Do inventário à decisão
O mapa inicial encontrou APTs, Snaps, Ollama, Hermes, npm, bibliotecas Python, Docker e aplicações desktop. Mas uma lista plana mente por omissão: OpenSSL, um navegador, uma imagem Docker e o gateway Hermes não têm o mesmo dono, o mesmo rollback ou o mesmo raio de explosão.
Por isso o Quantum Bus agora separa descoberta de orquestração. A skill de auditoria pergunta o que existe e prova cada versão. A skill de atualização transforma essa evidência em lotes B0 a B6, com pré-condições, canário, ponto de parada, validação e janela de confiança.
O contrato não pertence ao modelo
Codex, Claude, AGY, Copilot, Kimi, OpenCode, Hermes e Kiro oferecem superfícies diferentes: rules, skills, hooks, plugins, providers, SDKs e timers. O caminho comum não é um nome de API; é um contrato de capabilities. Ler filesystem, consultar upstream, criar snapshot, restaurar, executar uma ação escopada, reiniciar um serviço, publicar evidência e validar são capacidades distintas — e cada instância precisa declarar quais realmente possui.
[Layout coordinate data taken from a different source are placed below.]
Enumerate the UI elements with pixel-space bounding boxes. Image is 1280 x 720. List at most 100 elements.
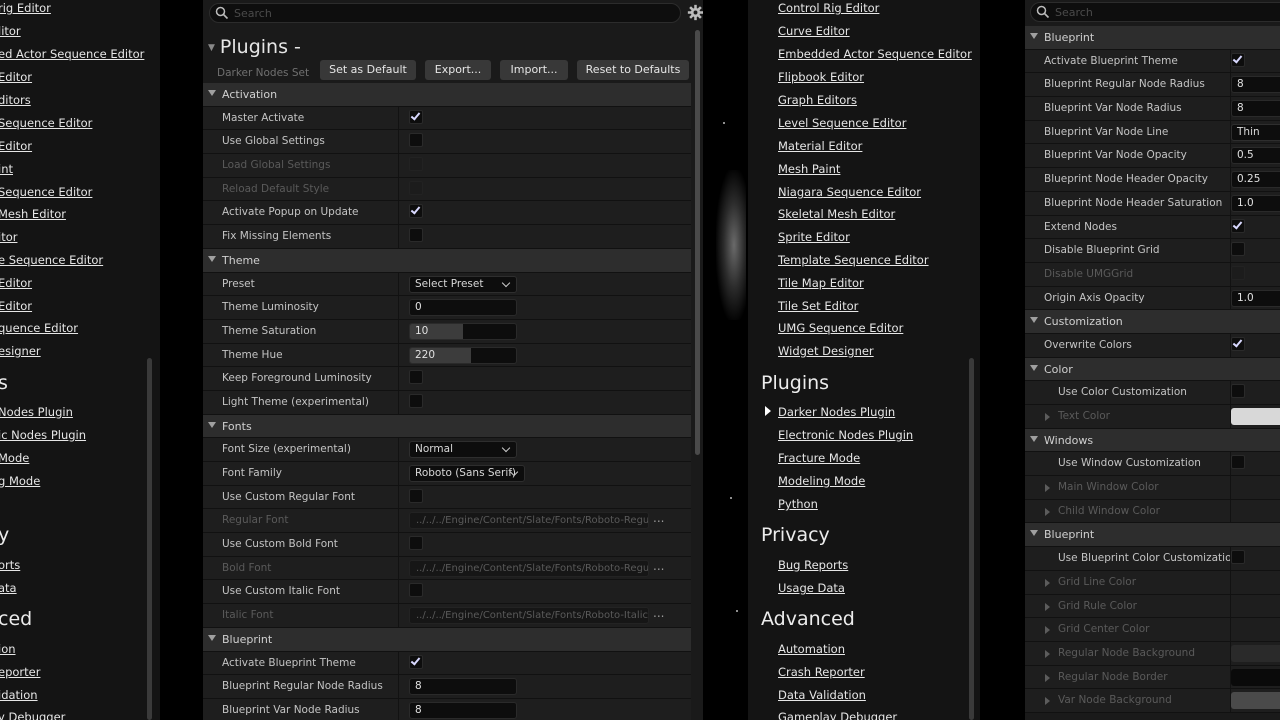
nav-scrollbar[interactable] <box>969 358 974 720</box>
theme-saturation-slider[interactable]: 10 <box>409 322 517 340</box>
use-blueprint-color-customization-checkbox[interactable] <box>1231 550 1245 565</box>
extend-nodes-checkbox[interactable] <box>1231 218 1245 233</box>
nav-link[interactable]: Sequence Editor <box>0 185 92 199</box>
nav-link[interactable]: Automation <box>778 642 845 656</box>
category-blueprint-colors[interactable]: Blueprint <box>1025 523 1280 548</box>
light-theme-checkbox[interactable] <box>409 393 423 408</box>
category-blueprint[interactable]: Blueprint <box>1025 26 1280 50</box>
use-global-settings-checkbox[interactable] <box>409 133 423 148</box>
node-header-opacity-input[interactable]: 0.25 <box>1231 171 1280 189</box>
nav-link[interactable]: Editor <box>0 70 32 84</box>
origin-axis-opacity-input[interactable]: 1.0 <box>1231 289 1280 307</box>
nav-link[interactable]: e Sequence Editor <box>0 253 103 267</box>
category-activation[interactable]: Activation <box>203 83 691 107</box>
collapse-arrow-icon[interactable]: ▼ <box>208 43 215 53</box>
font-size-dropdown[interactable]: Normal <box>409 441 517 459</box>
nav-link[interactable]: g Mode <box>0 474 40 488</box>
use-custom-regular-font-checkbox[interactable] <box>409 488 423 503</box>
nav-link[interactable]: litor <box>0 24 21 38</box>
nav-link[interactable]: Mesh Editor <box>0 207 66 221</box>
nav-link[interactable]: Editor <box>0 276 32 290</box>
activate-popup-checkbox[interactable] <box>409 204 423 219</box>
nav-link[interactable]: Modeling Mode <box>778 474 865 488</box>
chevron-right-icon[interactable] <box>1045 626 1050 635</box>
nav-link[interactable]: Level Sequence Editor <box>778 116 906 130</box>
nav-link[interactable]: Python <box>778 497 818 511</box>
use-custom-italic-font-checkbox[interactable] <box>409 583 423 598</box>
overwrite-colors-checkbox[interactable] <box>1231 336 1245 351</box>
nav-link[interactable]: rig Editor <box>0 1 51 15</box>
nav-link[interactable]: y Debugger <box>0 710 65 720</box>
search-box[interactable] <box>209 3 681 23</box>
category-fonts[interactable]: Fonts <box>203 414 691 439</box>
chevron-right-icon[interactable] <box>1045 578 1050 587</box>
nav-link[interactable]: Usage Data <box>778 581 845 595</box>
search-input[interactable] <box>1055 4 1275 20</box>
disable-blueprint-grid-checkbox[interactable] <box>1231 242 1245 257</box>
nav-link[interactable]: Material Editor <box>778 139 862 153</box>
nav-link[interactable]: Curve Editor <box>778 24 850 38</box>
regular-node-radius-input[interactable]: 8 <box>409 678 517 696</box>
category-theme[interactable]: Theme <box>203 248 691 273</box>
nav-link[interactable]: Sprite Editor <box>778 230 850 244</box>
nav-link[interactable]: Skeletal Mesh Editor <box>778 207 895 221</box>
browse-button[interactable]: ... <box>653 606 664 620</box>
var-node-radius-input[interactable]: 8 <box>1231 100 1280 118</box>
chevron-right-icon[interactable] <box>1045 484 1050 493</box>
nav-link[interactable]: Control Rig Editor <box>778 1 879 15</box>
nav-link[interactable]: orts <box>0 558 20 572</box>
settings-scrollbar[interactable] <box>695 30 700 455</box>
master-activate-checkbox[interactable] <box>409 109 423 124</box>
nav-link[interactable]: Tile Set Editor <box>778 299 858 313</box>
nav-link[interactable]: ed Actor Sequence Editor <box>0 47 144 61</box>
nav-link-darker-nodes[interactable]: Darker Nodes Plugin <box>778 405 895 419</box>
nav-link[interactable]: Sequence Editor <box>0 116 92 130</box>
nav-link[interactable]: Template Sequence Editor <box>778 253 929 267</box>
chevron-right-icon[interactable] <box>1045 602 1050 611</box>
color-swatch[interactable] <box>1231 668 1280 686</box>
nav-link[interactable]: itor <box>0 230 17 244</box>
set-as-default-button[interactable]: Set as Default <box>320 60 416 80</box>
use-custom-bold-font-checkbox[interactable] <box>409 536 423 551</box>
chevron-right-icon[interactable] <box>1045 673 1050 682</box>
nav-link[interactable]: ditors <box>0 93 31 107</box>
nav-link[interactable]: ic Nodes Plugin <box>0 428 86 442</box>
activate-blueprint-theme-checkbox[interactable] <box>1231 52 1245 67</box>
text-color-swatch[interactable] <box>1231 408 1280 425</box>
fix-missing-elements-checkbox[interactable] <box>409 228 423 243</box>
nav-link[interactable]: ion <box>0 642 16 656</box>
nav-link[interactable]: quence Editor <box>0 321 78 335</box>
nav-link[interactable]: Widget Designer <box>778 344 874 358</box>
nav-link[interactable]: Mode <box>0 451 29 465</box>
nav-link[interactable]: Bug Reports <box>778 558 848 572</box>
preset-dropdown[interactable]: Select Preset <box>409 275 517 293</box>
nav-link[interactable]: Gameplay Debugger <box>778 710 897 720</box>
category-customization[interactable]: Customization <box>1025 310 1280 334</box>
theme-luminosity-slider[interactable]: 0 <box>409 299 517 317</box>
nav-link[interactable]: Data Validation <box>778 688 866 702</box>
color-swatch[interactable] <box>1231 692 1280 710</box>
nav-link[interactable]: idation <box>0 688 38 702</box>
node-header-saturation-input[interactable]: 1.0 <box>1231 194 1280 212</box>
color-swatch[interactable] <box>1231 644 1280 662</box>
theme-hue-slider[interactable]: 220 <box>409 346 517 364</box>
browse-button[interactable]: ... <box>653 511 664 525</box>
use-window-customization-checkbox[interactable] <box>1231 455 1245 470</box>
var-node-line-dropdown[interactable]: Thin <box>1231 123 1280 141</box>
var-node-radius-input[interactable]: 8 <box>409 701 517 719</box>
chevron-right-icon[interactable] <box>1045 649 1050 658</box>
reset-to-defaults-button[interactable]: Reset to Defaults <box>577 60 689 80</box>
use-color-customization-checkbox[interactable] <box>1231 384 1245 399</box>
left-scrollbar[interactable] <box>147 358 152 720</box>
keep-foreground-checkbox[interactable] <box>409 370 423 385</box>
nav-link[interactable]: Editor <box>0 299 32 313</box>
chevron-right-icon[interactable] <box>1045 413 1050 421</box>
browse-button[interactable]: ... <box>653 559 664 573</box>
nav-link[interactable]: ata <box>0 581 17 595</box>
nav-link[interactable]: Niagara Sequence Editor <box>778 185 921 199</box>
regular-node-radius-input[interactable]: 8 <box>1231 76 1280 94</box>
nav-link[interactable]: Embedded Actor Sequence Editor <box>778 47 972 61</box>
category-blueprint[interactable]: Blueprint <box>203 627 691 652</box>
activate-blueprint-theme-checkbox[interactable] <box>409 654 423 669</box>
category-windows[interactable]: Windows <box>1025 428 1280 453</box>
Hooks e SDKs são excelentes para ciclo de sessão, contexto, telemetria e decisões de ferramenta. Ainda assim, um hook Beta ou fail-open não é um firewall, um snapshot e nem a aprovação do Pai. Quando a superfície rica não existe, o protocolo cai para Tier 0: AGENTS.md, markdown, CLI e relatório reproduzível.
Probabilidade sem teatro matemático
O plano usa faixas de probabilidade operacional — muito baixa, baixa, média, alta ou crítica — sempre acompanhadas de confiança. Elas não fingem ser estatística populacional. Expressam o que a evidência local permite esperar, considerando distância da versão, dependências, histórico, cobertura de smoke test, impacto e reversibilidade.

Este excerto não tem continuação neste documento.